Page 1 of 1

Denying Multi Login with same ID

Posted: Wed Jun 30, 2004 10:18 am
by Atiq
Here is what i want :

"If a user is looged in and another user with the same login/password tries to enter the system he should not be able to login until the other user logged out of the system."

I can store the entry for the user in the table. And as long as that entry stays in the table other users can not login.

But the problem is when should i delete this entry from table.

When user presses logout is Ok.

But what if the light goes off or any other unintential log out .

Please advise.

Regards,

Atiq

Posted: Wed Jun 30, 2004 10:26 am
by pickle
The first thing that pops to mind is a cookie/session combo. When a person logs in, create a custom session id, and store it both in the db (along with the associated username and the expiration time), and in the cookie. When a person logs in, initialize the session in the db, and set the cookie. When a person goes to a new page, update the expiration time on the session, if they've got a legitimate cookie. So, when a person logs in, check if there's already a session attached to their username. If they don't have the corresponding cookie, deny them.

Posted: Wed Jun 30, 2004 10:28 am
by DaiWelsh
It is a judgement call, but you need to keep info on when the user last loaded a page and give some grace period after that before they are considered automatically logged out.

For example it could be within 10 minutes of their last page load.

However you need to consider that a user might close (or crash?) their browser and then come back with a fresh browser instance (and hence no session cookies) and be blocked from loggin in even though it was them who was previousy logged in with that username. Dont know about your users but that would probably annoy the h*** out of me ;) You could always store a more premanent cookie and let them back in within the lockout period if they appeared to be on the same machine?

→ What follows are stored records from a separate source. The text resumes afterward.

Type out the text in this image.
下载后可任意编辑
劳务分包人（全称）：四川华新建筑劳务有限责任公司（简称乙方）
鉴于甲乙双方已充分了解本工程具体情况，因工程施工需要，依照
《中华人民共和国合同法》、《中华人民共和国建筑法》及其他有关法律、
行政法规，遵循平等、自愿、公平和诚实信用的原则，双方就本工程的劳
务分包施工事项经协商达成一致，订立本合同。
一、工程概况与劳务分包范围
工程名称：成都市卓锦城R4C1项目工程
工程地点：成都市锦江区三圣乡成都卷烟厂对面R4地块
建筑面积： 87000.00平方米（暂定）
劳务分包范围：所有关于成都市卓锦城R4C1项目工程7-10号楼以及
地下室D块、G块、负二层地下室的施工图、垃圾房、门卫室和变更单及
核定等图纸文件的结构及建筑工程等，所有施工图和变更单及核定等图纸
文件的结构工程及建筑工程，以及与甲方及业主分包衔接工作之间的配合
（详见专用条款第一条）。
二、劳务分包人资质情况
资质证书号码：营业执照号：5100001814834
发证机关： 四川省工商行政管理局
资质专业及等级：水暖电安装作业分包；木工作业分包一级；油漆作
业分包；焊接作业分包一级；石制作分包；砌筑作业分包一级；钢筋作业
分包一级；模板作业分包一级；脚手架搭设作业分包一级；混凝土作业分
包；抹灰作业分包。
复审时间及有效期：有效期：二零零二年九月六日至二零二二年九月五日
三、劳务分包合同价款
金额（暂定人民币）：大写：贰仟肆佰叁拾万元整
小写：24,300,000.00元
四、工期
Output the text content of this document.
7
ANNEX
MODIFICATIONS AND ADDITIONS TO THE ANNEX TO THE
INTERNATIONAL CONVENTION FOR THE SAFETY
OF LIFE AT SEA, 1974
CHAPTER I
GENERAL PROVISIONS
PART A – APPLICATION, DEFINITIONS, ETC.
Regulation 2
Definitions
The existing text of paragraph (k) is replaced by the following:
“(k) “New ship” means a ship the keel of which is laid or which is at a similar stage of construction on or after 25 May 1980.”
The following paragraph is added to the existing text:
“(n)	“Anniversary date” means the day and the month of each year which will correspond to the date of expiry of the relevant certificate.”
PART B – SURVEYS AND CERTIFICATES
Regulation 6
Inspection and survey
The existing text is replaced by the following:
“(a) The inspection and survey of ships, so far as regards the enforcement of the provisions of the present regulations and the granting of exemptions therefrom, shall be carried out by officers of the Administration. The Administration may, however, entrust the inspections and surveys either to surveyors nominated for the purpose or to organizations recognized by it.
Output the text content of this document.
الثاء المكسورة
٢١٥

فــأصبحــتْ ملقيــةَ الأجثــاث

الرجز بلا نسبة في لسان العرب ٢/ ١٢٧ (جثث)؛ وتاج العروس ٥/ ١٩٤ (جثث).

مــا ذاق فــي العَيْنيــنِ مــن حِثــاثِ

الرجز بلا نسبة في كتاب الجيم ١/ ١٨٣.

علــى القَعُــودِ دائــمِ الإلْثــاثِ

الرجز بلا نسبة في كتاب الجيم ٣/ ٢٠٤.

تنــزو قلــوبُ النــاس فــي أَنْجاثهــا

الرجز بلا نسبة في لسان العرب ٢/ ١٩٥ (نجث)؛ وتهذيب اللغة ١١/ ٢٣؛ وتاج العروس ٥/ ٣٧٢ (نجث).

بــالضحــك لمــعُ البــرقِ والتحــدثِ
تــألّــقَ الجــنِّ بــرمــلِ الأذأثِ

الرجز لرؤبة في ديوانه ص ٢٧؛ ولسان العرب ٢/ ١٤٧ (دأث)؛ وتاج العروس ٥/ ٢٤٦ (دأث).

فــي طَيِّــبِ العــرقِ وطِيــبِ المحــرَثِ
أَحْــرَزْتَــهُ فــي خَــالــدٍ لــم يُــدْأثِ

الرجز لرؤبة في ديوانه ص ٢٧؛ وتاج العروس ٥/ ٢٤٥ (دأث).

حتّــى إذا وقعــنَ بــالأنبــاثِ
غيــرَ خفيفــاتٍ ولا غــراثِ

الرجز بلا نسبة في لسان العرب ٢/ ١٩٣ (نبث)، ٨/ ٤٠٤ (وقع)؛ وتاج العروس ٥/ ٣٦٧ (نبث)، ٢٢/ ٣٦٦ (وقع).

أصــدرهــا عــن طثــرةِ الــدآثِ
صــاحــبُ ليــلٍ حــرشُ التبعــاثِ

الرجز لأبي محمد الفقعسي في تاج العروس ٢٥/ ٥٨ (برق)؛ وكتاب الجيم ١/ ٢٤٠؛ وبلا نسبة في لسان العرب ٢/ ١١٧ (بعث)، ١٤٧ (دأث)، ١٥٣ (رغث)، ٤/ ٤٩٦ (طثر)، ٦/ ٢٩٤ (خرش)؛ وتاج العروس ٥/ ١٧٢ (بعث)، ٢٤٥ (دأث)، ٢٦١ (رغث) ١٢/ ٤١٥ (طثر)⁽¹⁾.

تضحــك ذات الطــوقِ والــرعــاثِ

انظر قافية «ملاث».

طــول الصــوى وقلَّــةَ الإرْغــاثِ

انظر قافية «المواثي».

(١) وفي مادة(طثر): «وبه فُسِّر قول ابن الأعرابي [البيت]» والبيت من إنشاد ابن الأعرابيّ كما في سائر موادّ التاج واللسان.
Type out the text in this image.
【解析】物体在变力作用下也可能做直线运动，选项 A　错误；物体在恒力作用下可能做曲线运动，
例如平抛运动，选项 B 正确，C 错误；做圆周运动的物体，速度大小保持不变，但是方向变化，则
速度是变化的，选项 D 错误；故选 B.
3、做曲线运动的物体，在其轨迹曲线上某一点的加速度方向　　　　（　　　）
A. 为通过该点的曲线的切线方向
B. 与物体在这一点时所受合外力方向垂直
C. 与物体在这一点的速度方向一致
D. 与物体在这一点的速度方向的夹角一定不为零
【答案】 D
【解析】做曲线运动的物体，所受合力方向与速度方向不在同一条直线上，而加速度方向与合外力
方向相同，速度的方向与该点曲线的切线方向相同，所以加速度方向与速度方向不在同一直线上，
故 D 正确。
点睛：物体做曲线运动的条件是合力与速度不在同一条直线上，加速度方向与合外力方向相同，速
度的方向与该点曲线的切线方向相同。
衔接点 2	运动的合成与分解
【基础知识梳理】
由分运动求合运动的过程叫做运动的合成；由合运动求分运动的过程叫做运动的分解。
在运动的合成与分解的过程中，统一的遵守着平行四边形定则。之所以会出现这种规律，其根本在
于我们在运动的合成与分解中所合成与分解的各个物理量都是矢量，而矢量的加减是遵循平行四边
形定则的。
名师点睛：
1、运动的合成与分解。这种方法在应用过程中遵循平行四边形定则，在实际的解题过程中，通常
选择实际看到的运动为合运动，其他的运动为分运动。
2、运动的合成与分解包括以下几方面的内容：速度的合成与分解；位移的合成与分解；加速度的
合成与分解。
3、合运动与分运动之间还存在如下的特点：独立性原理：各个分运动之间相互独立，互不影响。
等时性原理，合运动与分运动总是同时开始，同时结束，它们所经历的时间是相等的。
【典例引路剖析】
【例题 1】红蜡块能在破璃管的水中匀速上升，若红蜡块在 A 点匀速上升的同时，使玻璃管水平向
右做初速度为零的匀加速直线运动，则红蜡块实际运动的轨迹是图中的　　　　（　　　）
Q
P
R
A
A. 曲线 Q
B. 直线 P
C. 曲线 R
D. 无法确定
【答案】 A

Is this a security measure of some kind?

Posted: Thu Jul 01, 2004 1:43 am
by Atiq
Thanks

But my question stays the same!

How and when can i delete the entry from table.

Posted: Thu Jul 01, 2004 3:41 am
by PAW Projects
Personally, I agree with DaiWelsh and I'd go about it the other way.

When a user is logged in from computer A, and he logs in from computer B, his session on computer A should be invalidated.

Posted: Fri Jul 02, 2004 9:29 am
by pickle
You can delete the entry either when they log out, when their session times out or, as ~DaiWelsh says, when they log in to another computer. It's just a simple matter of changing the value of the cookie and/or removing a row from a MySQL table.